Practical Workflow Example
Acquiring the dataset: PIX4Dcatch and calibration with PIX4Dmatic
Like photogrammetry, NeRFs require accurately collecting image datasets with a high level of overlap between images, and then calibrating them to obtain high-quality renders. One of the best ways to capture high-quality terrestrial imagery using a mobile device is PIX4Dcatch! PIX4Dcatch is a free-to-use, user-friendly mobile application for capturing images in the field. You can install it on any iOS and Android device.
For this example, we went to the Olympic Park in Lausanne, Switzerland, to digitize the beautiful Olympic Flame proudly standing on its bronze and marble Cauldron. We used an iPhone to collect the images.
Along with image datasets, NeRF also requires calibration, accuracy, and reliability – an area PIX4Dmatic excels at. So back at the office, we simply downloaded the imagery data, launched PIX4Dmatic, imported all the images, and started the automatic processing.
Once ready to convert the project to OPF, we used the PIX4Dmatic option “File/Export to OPF…”, selected an output folder, and we were done!
Leverage the power of OPF: using the pyopf library
To make things easy, Pix4D has provided a set of open source Python tools. This tooling contains a script that converts an OPF-calibrated dataset to the input required by NVIDIA Instant NeRFs.

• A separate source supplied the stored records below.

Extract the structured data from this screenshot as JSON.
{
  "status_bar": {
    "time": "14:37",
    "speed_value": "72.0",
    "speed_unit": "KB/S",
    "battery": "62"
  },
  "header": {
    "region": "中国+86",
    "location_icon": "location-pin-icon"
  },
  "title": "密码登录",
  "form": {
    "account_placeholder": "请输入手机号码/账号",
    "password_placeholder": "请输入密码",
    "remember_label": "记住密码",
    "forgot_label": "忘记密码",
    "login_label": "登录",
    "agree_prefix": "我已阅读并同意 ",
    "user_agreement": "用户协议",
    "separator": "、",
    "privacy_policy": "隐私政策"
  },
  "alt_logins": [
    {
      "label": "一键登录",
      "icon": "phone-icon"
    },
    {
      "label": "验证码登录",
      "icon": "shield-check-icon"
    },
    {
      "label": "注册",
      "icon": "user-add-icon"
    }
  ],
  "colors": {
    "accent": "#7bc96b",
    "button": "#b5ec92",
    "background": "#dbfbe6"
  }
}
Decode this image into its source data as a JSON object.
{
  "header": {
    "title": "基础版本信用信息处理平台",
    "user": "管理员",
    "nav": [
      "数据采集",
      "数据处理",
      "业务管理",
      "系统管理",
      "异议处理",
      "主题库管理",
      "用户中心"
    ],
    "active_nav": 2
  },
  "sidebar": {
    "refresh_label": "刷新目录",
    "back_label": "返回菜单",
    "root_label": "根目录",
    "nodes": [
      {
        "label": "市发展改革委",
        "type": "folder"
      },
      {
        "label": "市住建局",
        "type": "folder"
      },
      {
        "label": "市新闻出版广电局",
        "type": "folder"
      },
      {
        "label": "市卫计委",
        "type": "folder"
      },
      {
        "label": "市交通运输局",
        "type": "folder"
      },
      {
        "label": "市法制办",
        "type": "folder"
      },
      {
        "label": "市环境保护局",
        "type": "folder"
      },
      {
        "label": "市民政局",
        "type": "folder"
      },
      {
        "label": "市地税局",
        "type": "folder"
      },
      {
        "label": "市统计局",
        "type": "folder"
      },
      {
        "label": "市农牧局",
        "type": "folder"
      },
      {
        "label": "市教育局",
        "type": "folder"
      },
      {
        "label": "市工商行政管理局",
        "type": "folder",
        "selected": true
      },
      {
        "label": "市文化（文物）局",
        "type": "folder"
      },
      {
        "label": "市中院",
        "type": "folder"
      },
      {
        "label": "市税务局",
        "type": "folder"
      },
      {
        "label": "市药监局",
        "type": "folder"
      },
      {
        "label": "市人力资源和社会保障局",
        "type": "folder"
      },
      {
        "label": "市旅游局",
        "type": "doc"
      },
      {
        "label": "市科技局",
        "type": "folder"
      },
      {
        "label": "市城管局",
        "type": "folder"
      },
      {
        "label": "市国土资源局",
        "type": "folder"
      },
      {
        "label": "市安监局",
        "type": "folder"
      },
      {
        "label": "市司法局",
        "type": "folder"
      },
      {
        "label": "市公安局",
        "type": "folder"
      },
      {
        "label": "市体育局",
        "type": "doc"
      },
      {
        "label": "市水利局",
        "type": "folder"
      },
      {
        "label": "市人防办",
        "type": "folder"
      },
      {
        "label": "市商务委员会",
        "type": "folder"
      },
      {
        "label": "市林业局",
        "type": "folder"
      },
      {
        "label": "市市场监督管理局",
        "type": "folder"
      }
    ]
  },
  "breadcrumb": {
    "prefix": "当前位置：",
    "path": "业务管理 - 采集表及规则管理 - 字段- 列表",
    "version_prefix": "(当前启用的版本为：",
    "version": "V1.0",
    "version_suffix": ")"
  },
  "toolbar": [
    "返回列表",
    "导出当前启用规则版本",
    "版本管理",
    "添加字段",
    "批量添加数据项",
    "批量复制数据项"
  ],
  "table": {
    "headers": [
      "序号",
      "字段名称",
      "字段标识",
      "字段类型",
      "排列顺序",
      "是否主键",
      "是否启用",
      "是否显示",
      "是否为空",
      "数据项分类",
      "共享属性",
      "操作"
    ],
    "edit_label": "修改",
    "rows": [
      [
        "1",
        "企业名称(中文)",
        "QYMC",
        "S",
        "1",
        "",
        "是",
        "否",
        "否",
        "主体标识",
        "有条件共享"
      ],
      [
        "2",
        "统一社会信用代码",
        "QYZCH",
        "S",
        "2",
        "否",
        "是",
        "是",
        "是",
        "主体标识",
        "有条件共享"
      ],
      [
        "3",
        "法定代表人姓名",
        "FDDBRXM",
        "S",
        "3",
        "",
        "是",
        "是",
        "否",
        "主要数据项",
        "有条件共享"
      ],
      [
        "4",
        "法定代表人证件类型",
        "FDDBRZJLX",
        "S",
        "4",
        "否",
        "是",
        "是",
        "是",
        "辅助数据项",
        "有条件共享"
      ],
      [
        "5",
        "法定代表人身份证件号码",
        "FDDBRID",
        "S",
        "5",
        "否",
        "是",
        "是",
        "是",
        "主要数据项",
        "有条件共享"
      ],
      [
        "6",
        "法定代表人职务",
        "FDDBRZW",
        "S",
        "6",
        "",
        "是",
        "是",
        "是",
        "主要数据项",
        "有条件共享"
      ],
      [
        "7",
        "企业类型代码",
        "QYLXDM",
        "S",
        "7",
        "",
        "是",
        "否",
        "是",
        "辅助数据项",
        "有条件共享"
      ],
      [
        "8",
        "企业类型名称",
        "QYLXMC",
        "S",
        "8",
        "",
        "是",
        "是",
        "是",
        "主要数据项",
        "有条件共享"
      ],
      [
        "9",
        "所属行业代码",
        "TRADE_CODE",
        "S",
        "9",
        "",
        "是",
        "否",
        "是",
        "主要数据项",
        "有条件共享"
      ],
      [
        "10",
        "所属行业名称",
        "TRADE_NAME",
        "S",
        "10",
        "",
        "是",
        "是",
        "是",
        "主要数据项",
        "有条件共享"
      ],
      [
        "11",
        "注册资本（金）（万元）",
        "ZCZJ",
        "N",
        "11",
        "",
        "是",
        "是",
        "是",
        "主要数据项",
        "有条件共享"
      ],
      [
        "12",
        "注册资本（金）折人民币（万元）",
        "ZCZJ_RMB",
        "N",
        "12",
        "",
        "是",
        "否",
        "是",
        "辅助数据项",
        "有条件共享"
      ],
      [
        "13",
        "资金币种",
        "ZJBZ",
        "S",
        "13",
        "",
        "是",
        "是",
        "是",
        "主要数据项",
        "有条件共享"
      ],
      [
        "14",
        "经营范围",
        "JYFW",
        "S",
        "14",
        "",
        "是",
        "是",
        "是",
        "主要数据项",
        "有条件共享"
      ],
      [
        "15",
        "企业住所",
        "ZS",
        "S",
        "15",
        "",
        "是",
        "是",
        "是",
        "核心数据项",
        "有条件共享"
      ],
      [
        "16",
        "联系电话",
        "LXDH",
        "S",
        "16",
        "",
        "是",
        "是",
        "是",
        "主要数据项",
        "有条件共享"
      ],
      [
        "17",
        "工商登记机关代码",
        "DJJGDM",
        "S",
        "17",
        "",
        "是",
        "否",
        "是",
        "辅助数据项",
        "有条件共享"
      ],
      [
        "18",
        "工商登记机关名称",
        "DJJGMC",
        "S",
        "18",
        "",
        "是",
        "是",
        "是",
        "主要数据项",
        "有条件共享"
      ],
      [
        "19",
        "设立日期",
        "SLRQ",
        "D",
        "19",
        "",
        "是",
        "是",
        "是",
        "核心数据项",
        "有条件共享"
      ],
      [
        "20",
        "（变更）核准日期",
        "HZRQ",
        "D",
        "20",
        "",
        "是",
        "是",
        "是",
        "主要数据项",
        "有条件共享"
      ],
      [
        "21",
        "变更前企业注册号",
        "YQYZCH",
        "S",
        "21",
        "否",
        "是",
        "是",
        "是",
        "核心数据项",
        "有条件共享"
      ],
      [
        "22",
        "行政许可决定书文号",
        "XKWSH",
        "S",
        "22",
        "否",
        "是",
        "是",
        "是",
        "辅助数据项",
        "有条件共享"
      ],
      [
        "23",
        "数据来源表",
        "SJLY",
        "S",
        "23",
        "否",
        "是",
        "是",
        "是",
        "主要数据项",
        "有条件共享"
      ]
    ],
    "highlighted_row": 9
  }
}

Once you have Python (version 3.10 required) installed on your machine, pyopf can be installed using the standard “pip” installer. Use this command to install pyopf and its dependencies:
> pip install pyopf
From here, the OPF project can be converted to the input NVIDIA instant NeRFs, a popular NeRF rendering tool from NVIDIA, with the following command:
> opf2nerf path/to/OPF/project.opf --output-extension
This tool has some parameters to tweak the conversion. To get more information you can run “opf2nerf --help”. For those who would like to know more details, the full source code of this tool is also available for inspection. It can help you to understand how to read an OPF project and extract valuable information such as camera parameters.
Rendering with NeRF: Instant NeRFs by NVIDIA
Once we had the OPF project converted to the input needed by NVIDIA Instant NeRFs, we were nearly ready for some visualization, but first, we needed to set up NVIDIA Instant NeRFs. Caution: A strong NVIDIA GPU is required. In this example, we used a recent NVIDIA GPU with 12GB of VRAM (for larger datasets this may be insufficient). Once this was set up, we could start the Instant NeRF training, using:
> instant-ngp path/to/generated/transforms_train.json
and a few minutes later we were able to generate our impressive final rendering video, pictured below:
OPF is an important step in making photogrammetry results more accessible for everyone. In this article, we showcased how using Pix4D resulted in visualization using a popular NeRFs implementation. We believe OPF has a lot of value for collaboration and data exchange, so we encourage researchers and professionals to leverage these technologies to push the boundaries of photogrammetry research. The combined power of Pix4Dcatch, Pix4Dmatic, and OPF opens up exciting opportunities for innovation, paving the way for future advancements in the field.